The advent of wearable technology offers hope both to adults and parents of young children with the condition. A growing number of people now administer their insulin via a wearable pump, and many also wear continuous glucose monitors. The PEPPER project is utilising such technology, together with artificial intelligence, to give people freedom from daily decision-making.
The PEPPER team is developing a personalised decision support system using case-based reasoning combined with predictive computer modelling. The system will make predictions based on real-time data in order to empower individuals to particiapte in the self-management of their condition. The design involves users at every stage to ensure that the system meets patient needs and raises clinical outcomes by preventing adverse episodes and improving lifestyle, monitoring and boosting quality of life.

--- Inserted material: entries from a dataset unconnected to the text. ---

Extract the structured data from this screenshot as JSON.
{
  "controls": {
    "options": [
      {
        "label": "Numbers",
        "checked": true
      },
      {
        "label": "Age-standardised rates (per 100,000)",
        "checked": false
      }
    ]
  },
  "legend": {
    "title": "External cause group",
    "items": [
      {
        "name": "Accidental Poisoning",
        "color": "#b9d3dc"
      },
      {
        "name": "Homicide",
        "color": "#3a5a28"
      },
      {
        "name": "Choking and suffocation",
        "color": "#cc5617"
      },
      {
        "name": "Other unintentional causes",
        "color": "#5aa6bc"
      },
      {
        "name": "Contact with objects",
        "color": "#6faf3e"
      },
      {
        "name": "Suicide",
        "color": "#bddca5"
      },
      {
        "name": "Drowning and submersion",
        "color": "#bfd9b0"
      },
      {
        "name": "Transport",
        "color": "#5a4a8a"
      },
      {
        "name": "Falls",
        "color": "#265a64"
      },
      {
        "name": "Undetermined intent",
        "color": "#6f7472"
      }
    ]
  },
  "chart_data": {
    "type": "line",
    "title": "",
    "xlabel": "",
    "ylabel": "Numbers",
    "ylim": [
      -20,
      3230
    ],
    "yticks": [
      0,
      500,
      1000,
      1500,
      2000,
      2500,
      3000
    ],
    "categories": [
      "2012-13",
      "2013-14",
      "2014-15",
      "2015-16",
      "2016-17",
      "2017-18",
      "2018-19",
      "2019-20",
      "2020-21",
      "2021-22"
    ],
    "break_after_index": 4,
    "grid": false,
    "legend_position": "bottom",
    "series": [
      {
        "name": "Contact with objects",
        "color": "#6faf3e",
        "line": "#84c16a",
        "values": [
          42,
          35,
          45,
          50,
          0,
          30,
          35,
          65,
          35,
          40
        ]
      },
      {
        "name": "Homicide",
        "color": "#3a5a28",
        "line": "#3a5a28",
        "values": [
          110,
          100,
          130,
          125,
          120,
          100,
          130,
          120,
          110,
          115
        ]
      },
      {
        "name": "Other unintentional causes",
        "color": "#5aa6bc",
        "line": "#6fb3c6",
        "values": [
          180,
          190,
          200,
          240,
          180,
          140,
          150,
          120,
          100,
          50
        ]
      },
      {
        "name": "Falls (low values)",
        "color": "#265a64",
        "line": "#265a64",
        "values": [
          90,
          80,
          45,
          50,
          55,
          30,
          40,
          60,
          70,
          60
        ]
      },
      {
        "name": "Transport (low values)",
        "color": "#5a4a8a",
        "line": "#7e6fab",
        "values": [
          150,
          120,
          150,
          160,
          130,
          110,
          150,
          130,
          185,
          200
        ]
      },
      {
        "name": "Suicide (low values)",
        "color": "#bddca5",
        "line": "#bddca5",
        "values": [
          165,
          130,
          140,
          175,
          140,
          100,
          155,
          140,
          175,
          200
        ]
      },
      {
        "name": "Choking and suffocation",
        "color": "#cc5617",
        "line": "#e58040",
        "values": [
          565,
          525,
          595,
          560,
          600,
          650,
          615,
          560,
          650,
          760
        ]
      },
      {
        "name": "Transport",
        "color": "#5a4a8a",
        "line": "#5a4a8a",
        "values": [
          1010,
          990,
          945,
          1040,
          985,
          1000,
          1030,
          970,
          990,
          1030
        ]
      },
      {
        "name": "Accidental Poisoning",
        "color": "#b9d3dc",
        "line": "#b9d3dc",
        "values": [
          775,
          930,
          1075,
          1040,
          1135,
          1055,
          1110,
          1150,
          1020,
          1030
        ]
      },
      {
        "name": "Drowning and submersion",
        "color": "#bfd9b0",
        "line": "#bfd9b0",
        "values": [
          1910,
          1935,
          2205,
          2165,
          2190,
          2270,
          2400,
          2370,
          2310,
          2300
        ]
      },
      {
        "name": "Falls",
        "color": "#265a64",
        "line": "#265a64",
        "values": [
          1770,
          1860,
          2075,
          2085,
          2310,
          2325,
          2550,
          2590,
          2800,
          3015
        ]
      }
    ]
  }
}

The project is also examining the extent to which human behavioural factors and usability issues have previously hindered the wider adoption of such personal guidance systems. It is being developed and validated initially for people with diabetes on basal-bolus insulin therapy, but the underlying approach can be adapted to other chronic diseases.
There is a strong emphasis on safety, with glucose predictions, dose advice, alarms, limits and uncertainties communicated clearly to raise individual awareness of the risk of adverse events such as hypoglycaemia or hyperglycaemia. The outputs of this research will be validated in an ambulatory settings and a key aspect will be innovation management. All components will adhere to medical device standards in order to meet regualtory requirements and ensure interoperability, both with existing personal health systems and commercial products. The resulting architecture will improve interactions with healthcare professionals and provide a generic framework for providing adaptive mobile decision support, with innovation capacity to be thereby increasing the impact of the project.
The project runs from 1 February 2016 until 31 January 2019 and includes the following partners: Imperial College London, Universty de Girona, Girona Biomedical Research Institute, RomSoft SRL and Cellnovo Ltd.
This project has received funding from the European Union's Horizon 2020 research and innovation programme under grant agreement No 689810.